In Venice people are defined by their costumes. A tradesman does not dress like a shopkeeper or a courtesan like a lady. It mattered that I was stubbled, tangled, and rumpled, but it mattered much more that I was dressed as an apprentice, not a nobleman. He, on his part, looked both splendid and ridiculous, because his beard was streaked with white and he had to be at least fifty, yet he was decked out like a youth. His spindly calves were enclosed in full-length silk hose, his gaudy tunic and fur-lined brocade surcoat barely reached to his thighs, and his bonnet bulged almost as high as mine. He was, in fact, clad in the livery of a ducal equerry, a member of the doge’s official entourage who does everything from guarding his bedchamber to showing visitors around the palace and marching in parades. He thought he was magnificent, but he looked silly to me. I knew most of the equerries by sight, but not this one.

“This is the right man, clarissimo,” the guard said.

The equerry shrugged. “Well, His Serenity did mention something about an astrologer. Obviously astrology doesn’t pay well.”

He was sneering. After an unearned night in jail, I resented that. “And obviously you fought at Famagusta.”

Bull’s-eye! The equerry started. “How do you know that?”

“From the stars. Are we keeping the doge waiting?”

He shot a worried glance at the guard and crossed himself. “If you would be so kind, sier Alfeo…” He gestured at the door, very nearly bowing.

I did bow. “Do, please, lead the way, messer equerry.”

A cheap trick, yes, but as my master says, Sometimes a cheap trick is all you can afford. Of course I had been lucky. I do not recall my grandparents, but I had met enough of their friends to hear a trace of Cyprus in the equerry’s Veneziano, and the way he had angled his head when he looked at me reminded me of one of the Maestro’s patients who had suffered an eye injury. The doge had distinguished himself at the disastrous siege of Famagosta, so it was reasonable that he would have given a sinecure job in the palace to a man who had served under him back then, and had since, likely, fallen on hard times.

I followed my chastened guide through another grandiose meeting room and across the third-floor landing of the Golden Staircase. We were now in one of the areas designed to impress visitors and I felt a great deal more cheerful. My arrest had been absurdly unorthodox, I had not been properly charged or booked in as a prisoner, and now the doge had sent a senior equerry to fetch me at such a bleary hour that we were very unlikely to meet anyone on the way. Doge Pietro Moro has a reputation for being impatient with rules.

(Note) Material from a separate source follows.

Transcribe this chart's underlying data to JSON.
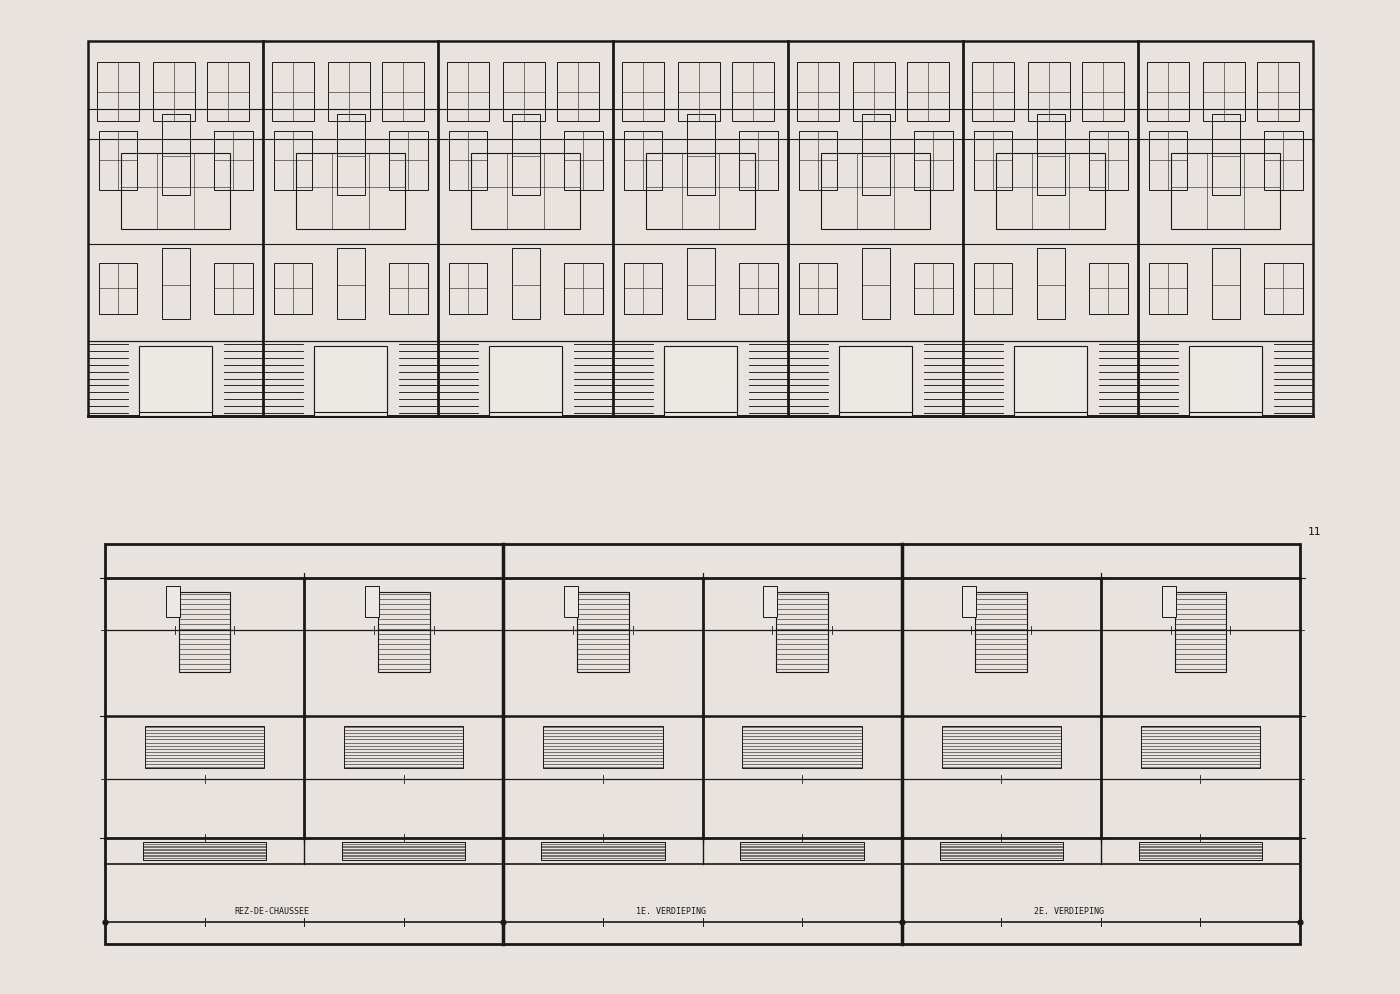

The entrance to the doge’s personal apartments is through the equerries’ hall, which is large and imposing, furnished with benches and couches and a few tables. In the past I had spent many hours in it, waiting on His Serenity. The paintings had been changed since my last visit, but I could hardly demand time to inspect them. A couple of the inmates-both much younger than my keeper-were sitting by the fire, playing a game of tarot. They looked up and frowned at the squalid company their colleague was attending. I smiled politely as we passed through.